Удивляет, если честно, как мужчины внимательно и ласково разговаривают со своей «промежностью». Холят и лелеют детородный орган, словно он живой, причем чересчур активный, но весьма ранимый.
— В гараже у Красова сосредоточена твоя хорошая работа?
— Это только начало. Зачем обесцениваешь мои достижения?
— Лёль, я не хотел. Не собирался тебя обижать, но больно на вас с Котяном смотреть. Он впахивает, как проклятый, ты что-то моделируешь, шипя в экран, разговариваешь с какими-то символами, словно дьявола из преисподней вызываешь, бьёшься из последних сил над заданиями, даже плачешь, а выхлоп нулевой. Чёрт возьми, это не фирма, а какой-то балаган. Благоустроенный вертеп. Сколько вас там?
— Какая разница, — бурчу обиженно, отставляя нижнюю губу.
— Можно я «брынькну»?
— Укушу! — предупреждаю, клацая в воздухе зубами.

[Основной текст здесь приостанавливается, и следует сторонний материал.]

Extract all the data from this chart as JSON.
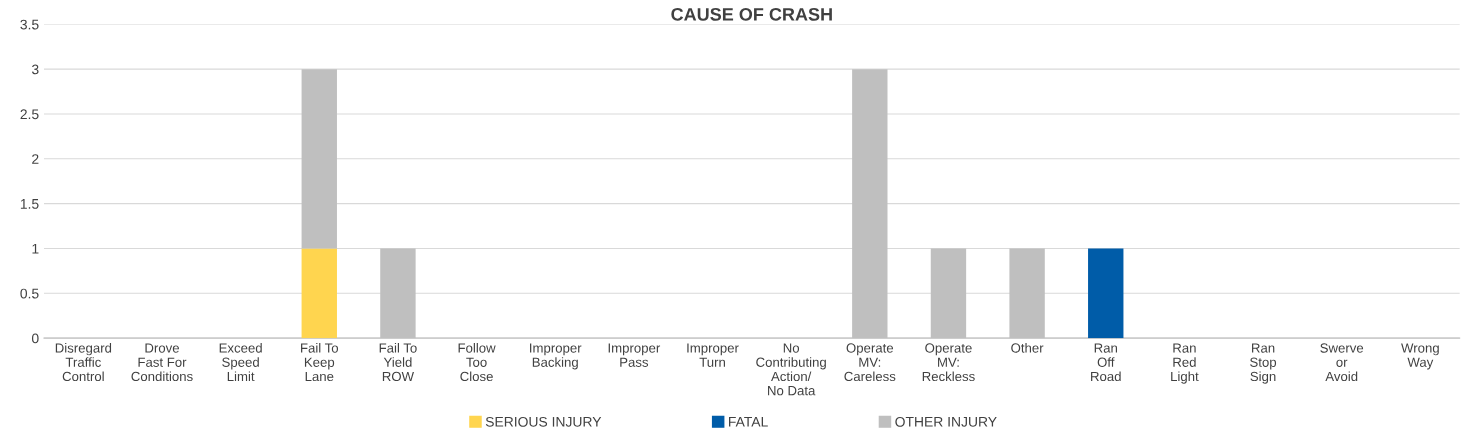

— Всё! Вопросов больше не имею, — убирает палец. — Принято! А теперь, солнышко, напомни, что ты спросила, — хихикает, как идиот. — Там, если я не ошибаюсь, было что-то о пробелах в моём воспитании. Вернёмся к этому моменту, если не возражаешь? Умоляю-заклинаю, только матери не говори, а то…
— Если ещё раз скажешь «жрать», то моментально, — провернувшись, умудряюсь приложить лопаткой по его лицу, — получишь по сопатке. Охоту грубо выражаться отобью. В прямом смысле этого слова.
— Боюсь, что аж кушать после не смогу!
— Грубиян и самодур. Юрьев, как я могла выйти замуж за тебя?
— Ума не приложу, — он передёргивает плечами, изображая удивление. — Вероятно, виноват наш профессиональный шарм, — я слышу нотки гордости в тихом голосе и чётко произнесенных словах. — Не смогла устоять перед насыщенным цветом моей формы, да и задница у меня что надо. Ты повелась на внешность и погоны, Оленька, а потом расклеилась, познакомившись с душой. Увлажнилась, когда я за руку тебя взял, и содрогнулась, пребывая в наслаждении, когда поставила подпись в амбарной книге, в нужном месте.